Each job in the system has a stride which is inverse to the number of tickets it has. We create a pass value for each process. Each time, we choose the one with the least pass value and add its stride to the pass value.
Completely fair share (Linux Scheduler)
It has a counter called as a virtual runtime (vruntime). As each process runs, it accumulates
more of this. When a scheduling decision occurs, CFS will pick the one with the least
vruntime.
There are various parameters on how to schedule things. The first one is sched_latency. This
is usually 48ms, divided by the number of processes the OS has. If there are too many
processes running, then there would be too many context switches and it'd be massively painful
For this, there is another parameter called min_granularity. This is usually set to 6ms. CFS
is operated upon by a timer interrupt. If the job slice is not a perfect multiple of the timer
it is still not a problem as CFS tracks vruntime precisely and in the long run will
approximate the ideal CPU sharing.
CFS also enables control over process priority by using a property of the process called niceness. Each niceness has a weight associated with it that allows it to compute the effective time slice that the process should use.
The time slice is scaled to the weight of the process by the sum of weights of the other
processes times the sched_latency. Similarly, runtime is also scaled down by the weight of
the process.
\[ time\_slice_k = \frac{weight_k}{\sum_{i=0}^{n - 1}weight_i}\cdot sched\_latency \]

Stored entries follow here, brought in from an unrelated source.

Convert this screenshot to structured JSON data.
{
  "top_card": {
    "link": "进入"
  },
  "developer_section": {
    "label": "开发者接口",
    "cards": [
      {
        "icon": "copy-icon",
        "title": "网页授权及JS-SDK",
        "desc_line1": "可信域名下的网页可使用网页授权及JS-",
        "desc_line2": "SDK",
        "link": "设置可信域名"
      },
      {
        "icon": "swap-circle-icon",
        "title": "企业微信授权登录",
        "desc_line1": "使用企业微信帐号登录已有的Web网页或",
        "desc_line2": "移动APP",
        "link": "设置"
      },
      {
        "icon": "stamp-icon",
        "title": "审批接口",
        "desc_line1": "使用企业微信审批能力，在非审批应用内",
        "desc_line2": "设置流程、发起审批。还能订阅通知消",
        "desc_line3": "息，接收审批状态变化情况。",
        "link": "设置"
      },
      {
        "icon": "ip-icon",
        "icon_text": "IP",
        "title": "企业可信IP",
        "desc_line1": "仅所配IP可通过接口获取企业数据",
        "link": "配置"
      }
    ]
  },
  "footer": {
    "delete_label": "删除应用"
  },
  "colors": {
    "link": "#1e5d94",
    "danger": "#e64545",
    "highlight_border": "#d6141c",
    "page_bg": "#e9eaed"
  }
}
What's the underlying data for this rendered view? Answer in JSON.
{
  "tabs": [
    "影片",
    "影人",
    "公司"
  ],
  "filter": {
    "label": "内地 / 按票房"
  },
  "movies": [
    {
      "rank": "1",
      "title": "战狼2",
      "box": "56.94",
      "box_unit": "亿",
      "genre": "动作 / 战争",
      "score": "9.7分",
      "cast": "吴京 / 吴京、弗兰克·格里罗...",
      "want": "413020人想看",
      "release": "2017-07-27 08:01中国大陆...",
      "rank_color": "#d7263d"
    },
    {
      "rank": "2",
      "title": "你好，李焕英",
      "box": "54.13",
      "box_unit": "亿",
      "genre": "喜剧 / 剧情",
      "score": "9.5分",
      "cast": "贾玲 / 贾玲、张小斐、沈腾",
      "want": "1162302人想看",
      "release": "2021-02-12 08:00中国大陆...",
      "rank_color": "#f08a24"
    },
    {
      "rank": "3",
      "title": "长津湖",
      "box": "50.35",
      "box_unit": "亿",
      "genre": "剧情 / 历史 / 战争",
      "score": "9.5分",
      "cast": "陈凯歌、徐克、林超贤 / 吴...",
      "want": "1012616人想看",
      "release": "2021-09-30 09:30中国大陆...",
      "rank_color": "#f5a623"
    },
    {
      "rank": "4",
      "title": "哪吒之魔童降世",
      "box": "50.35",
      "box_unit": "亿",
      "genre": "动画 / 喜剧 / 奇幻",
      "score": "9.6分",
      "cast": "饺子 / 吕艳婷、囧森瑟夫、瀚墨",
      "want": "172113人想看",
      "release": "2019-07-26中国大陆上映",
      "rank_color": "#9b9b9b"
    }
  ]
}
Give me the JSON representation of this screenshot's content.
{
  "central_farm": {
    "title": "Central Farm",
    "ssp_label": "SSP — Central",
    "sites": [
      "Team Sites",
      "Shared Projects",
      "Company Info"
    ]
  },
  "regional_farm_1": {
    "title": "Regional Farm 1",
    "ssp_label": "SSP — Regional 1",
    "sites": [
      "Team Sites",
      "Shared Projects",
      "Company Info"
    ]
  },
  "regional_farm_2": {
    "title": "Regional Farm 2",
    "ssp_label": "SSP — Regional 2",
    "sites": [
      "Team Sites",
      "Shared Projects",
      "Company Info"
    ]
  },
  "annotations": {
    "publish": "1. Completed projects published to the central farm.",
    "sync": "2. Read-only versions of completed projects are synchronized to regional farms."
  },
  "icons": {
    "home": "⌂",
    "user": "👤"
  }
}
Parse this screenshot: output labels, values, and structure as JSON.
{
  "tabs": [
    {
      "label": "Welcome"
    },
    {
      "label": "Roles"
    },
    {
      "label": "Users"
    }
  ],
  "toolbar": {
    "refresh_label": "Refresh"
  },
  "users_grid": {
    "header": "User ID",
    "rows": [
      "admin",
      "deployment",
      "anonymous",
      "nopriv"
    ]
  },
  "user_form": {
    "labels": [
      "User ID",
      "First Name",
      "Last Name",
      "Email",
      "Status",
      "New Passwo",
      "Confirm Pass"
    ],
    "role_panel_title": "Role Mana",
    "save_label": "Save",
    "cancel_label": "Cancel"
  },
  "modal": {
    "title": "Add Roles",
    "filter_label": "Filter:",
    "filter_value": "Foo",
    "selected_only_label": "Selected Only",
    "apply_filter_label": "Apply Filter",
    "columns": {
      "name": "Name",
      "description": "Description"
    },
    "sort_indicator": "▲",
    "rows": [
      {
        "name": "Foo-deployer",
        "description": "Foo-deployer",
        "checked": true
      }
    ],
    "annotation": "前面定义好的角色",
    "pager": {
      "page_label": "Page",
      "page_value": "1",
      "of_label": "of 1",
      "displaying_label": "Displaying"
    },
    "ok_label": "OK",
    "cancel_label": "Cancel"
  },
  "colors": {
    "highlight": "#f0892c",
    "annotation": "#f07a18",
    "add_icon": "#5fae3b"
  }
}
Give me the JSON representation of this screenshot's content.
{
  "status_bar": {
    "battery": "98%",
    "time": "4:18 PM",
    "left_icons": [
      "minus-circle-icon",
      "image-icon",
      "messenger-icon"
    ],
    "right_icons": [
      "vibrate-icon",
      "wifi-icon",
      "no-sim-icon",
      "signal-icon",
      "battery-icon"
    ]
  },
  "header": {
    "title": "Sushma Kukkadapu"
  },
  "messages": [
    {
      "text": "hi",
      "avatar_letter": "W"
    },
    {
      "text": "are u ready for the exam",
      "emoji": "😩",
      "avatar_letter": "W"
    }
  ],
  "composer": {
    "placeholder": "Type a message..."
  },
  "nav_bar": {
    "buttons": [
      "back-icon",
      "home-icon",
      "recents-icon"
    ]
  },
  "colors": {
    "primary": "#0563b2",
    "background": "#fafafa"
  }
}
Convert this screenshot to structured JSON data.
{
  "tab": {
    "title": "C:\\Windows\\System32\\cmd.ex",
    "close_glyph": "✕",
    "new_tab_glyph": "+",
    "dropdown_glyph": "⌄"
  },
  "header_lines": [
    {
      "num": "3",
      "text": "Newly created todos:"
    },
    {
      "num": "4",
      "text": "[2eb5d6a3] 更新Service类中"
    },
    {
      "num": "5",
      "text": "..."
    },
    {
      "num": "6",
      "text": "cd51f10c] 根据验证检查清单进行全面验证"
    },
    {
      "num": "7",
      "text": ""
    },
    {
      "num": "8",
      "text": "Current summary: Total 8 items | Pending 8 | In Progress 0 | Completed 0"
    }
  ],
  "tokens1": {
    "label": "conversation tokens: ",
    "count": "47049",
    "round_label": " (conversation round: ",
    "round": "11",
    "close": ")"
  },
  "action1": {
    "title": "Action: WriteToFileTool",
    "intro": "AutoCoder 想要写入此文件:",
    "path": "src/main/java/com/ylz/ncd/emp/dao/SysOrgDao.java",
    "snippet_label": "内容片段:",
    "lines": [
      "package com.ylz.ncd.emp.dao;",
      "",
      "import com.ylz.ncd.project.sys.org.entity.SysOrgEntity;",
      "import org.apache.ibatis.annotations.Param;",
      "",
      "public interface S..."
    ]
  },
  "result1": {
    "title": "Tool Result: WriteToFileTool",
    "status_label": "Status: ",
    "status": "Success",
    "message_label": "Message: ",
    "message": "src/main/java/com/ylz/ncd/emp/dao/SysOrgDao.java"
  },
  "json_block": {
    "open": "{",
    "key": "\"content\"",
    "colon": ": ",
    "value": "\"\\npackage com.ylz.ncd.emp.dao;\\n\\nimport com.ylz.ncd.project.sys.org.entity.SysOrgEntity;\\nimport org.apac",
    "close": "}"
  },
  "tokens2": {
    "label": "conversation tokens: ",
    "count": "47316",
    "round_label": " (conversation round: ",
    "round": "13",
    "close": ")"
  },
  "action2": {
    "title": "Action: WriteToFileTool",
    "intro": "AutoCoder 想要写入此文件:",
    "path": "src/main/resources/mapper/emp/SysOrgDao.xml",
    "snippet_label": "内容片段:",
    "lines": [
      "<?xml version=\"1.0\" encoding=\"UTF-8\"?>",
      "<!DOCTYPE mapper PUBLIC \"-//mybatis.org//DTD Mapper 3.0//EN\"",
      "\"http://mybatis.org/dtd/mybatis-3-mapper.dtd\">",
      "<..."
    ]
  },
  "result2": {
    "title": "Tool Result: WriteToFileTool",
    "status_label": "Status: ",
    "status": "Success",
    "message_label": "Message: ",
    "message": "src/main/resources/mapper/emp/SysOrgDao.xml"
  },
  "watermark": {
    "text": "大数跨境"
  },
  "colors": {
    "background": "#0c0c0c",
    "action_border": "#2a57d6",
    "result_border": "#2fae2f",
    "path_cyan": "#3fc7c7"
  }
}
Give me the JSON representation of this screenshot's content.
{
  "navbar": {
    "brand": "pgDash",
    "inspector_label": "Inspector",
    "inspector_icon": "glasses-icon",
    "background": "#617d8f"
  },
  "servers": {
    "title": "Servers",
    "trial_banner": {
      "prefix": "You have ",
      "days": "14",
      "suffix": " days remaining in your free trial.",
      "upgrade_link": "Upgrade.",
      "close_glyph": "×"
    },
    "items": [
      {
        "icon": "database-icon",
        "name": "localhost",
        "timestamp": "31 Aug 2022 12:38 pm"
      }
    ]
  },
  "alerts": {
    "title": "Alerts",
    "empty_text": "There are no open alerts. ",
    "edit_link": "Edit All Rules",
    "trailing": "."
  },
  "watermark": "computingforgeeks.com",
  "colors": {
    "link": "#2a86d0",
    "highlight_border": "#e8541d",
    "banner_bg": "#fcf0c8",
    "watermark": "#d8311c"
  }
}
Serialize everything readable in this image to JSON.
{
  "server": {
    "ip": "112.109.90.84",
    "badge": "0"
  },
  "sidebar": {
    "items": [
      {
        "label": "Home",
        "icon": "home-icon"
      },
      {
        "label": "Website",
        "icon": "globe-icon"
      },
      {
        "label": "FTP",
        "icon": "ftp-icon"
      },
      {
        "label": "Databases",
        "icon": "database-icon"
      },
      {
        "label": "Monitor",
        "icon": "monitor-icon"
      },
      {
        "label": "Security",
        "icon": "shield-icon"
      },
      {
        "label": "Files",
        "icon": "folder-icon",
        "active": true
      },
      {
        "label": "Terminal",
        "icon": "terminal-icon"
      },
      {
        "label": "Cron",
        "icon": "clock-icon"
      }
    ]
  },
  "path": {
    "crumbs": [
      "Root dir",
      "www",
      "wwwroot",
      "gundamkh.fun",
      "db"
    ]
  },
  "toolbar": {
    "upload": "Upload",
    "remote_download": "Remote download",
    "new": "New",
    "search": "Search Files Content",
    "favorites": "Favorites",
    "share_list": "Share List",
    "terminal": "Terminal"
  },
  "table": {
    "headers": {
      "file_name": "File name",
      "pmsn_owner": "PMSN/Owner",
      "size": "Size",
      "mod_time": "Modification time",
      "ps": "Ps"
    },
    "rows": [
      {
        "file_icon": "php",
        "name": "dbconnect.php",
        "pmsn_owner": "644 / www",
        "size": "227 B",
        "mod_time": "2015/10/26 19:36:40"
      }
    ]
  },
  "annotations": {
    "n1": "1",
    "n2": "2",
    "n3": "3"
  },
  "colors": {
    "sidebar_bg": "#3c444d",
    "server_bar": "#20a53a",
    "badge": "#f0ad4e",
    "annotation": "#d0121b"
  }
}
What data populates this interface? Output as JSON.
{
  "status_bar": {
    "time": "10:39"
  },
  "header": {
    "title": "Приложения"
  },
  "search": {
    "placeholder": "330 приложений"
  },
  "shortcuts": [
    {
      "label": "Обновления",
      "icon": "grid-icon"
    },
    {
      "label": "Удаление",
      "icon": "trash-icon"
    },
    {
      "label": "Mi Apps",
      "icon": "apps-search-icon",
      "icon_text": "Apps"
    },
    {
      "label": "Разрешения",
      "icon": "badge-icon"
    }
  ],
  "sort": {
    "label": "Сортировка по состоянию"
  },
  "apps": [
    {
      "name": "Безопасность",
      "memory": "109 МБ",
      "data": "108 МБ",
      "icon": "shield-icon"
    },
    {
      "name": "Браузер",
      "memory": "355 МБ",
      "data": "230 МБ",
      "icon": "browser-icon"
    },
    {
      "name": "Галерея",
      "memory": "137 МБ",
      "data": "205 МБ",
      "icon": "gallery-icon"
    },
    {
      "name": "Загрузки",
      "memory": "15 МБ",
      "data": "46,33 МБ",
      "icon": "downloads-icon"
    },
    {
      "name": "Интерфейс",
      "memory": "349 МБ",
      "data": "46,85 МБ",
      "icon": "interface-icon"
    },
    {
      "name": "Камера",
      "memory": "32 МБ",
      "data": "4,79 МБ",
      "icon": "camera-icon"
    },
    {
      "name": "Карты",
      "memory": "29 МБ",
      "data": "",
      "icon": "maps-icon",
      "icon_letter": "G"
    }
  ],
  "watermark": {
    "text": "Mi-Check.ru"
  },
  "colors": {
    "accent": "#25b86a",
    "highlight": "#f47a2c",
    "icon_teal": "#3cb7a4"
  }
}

\[ vruntime_i = vruntime_i + \frac{weight_0}{weight_i}\cdot runtime_i \]
The way these weights were created, it allows the scheduler to run two different sets of two processes in the exact same manner if difference in the niceness between the two processes is the same in each set.
CFS keeps active processes in a red black tree to fetch the next one as fast as possible. This allows it to search for the a process in \(\mathcal{O}(\log n)\). Insertion and deletion also follow similar time complexities. This is noticeably more efficient than linear.
A singular problem I know of is starvation in case of sleeping and I/O bound processes. To prevent sleeping and IO bound processes from hoarding the CPU time, they are set to the minimum vruntime of the RB-tree. This, however, makes short and frequently sleeping processes starve massively.